Liang Gao received his BS degree in physics at Tsinghua University in 2005 and his PhD degree in applied physics at Rice University in 2011. He is currently a postdoctoral research associate in bioengineering at Rice University, Houston, Texas, in the laboratory of Tomasz Tkaczyk. His research interests include microscopy, optical design and fabrication, and biomedical imaging.

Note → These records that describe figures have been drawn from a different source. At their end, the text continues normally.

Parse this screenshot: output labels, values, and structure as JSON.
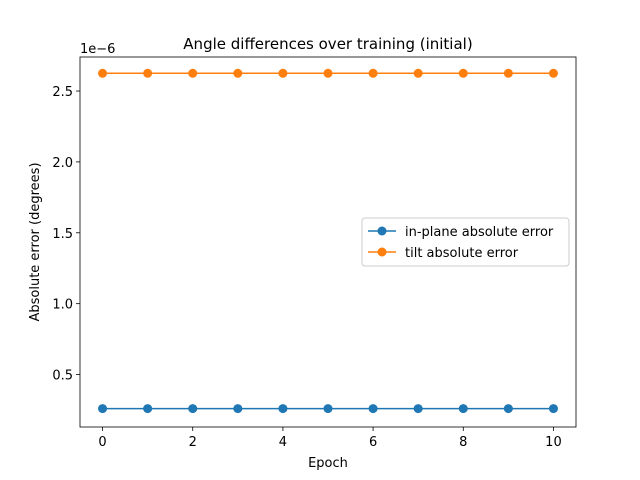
{
  "chart_data": {
    "type": "line",
    "title": "Angle differences over training (initial)",
    "xlabel": "Epoch",
    "ylabel": "Absolute error (degrees)",
    "offset_label": "1e−6",
    "x": [
      0,
      1,
      2,
      3,
      4,
      5,
      6,
      7,
      8,
      9,
      10
    ],
    "xlim": [
      -0.5,
      10.5
    ],
    "ylim": [
      1.3e-07,
      2.74e-06
    ],
    "xticks": [
      0,
      2,
      4,
      6,
      8,
      10
    ],
    "xtick_labels": [
      "0",
      "2",
      "4",
      "6",
      "8",
      "10"
    ],
    "yticks": [
      5e-07,
      1e-06,
      1.5e-06,
      2e-06,
      2.5e-06
    ],
    "ytick_labels": [
      "0.5",
      "1.0",
      "1.5",
      "2.0",
      "2.5"
    ],
    "grid": false,
    "legend_position": "center-right",
    "series": [
      {
        "name": "in-plane absolute error",
        "color": "#1f77b4",
        "marker": "circle",
        "values": [
          2.6e-07,
          2.6e-07,
          2.6e-07,
          2.6e-07,
          2.6e-07,
          2.6e-07,
          2.6e-07,
          2.6e-07,
          2.6e-07,
          2.6e-07,
          2.6e-07
        ]
      },
      {
        "name": "tilt absolute error",
        "color": "#ff7f0e",
        "marker": "circle",
        "values": [
          2.625e-06,
          2.625e-06,
          2.625e-06,
          2.625e-06,
          2.625e-06,
          2.625e-06,
          2.625e-06,
          2.625e-06,
          2.625e-06,
          2.625e-06,
          2.625e-06
        ]
      }
    ]
  }
}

Tomasz S. Tkaczyk is an assistant professor of bioengineering and electrical and computer engineering at Rice University, Houston, Texas, where he develops modern optical instrumentation for biological and medical applications. His primary research is in microscopy, including endomicroscopy, cost-effective high-performance optics for diagnostics, and multidimensional imaging (snapshot hyperspectral microscopy and spectropolarimetry). He received his MS and PhD degrees from the Institute of Micromechanics and Photonics, department of Mechatronics, Warsaw University of Technology, Poland. Beginning in 2003, after his postdoctoral training, he worked as a research professor at the College of Optical Sciences, University of Arizona. He joined Rice University in the summer of 2007.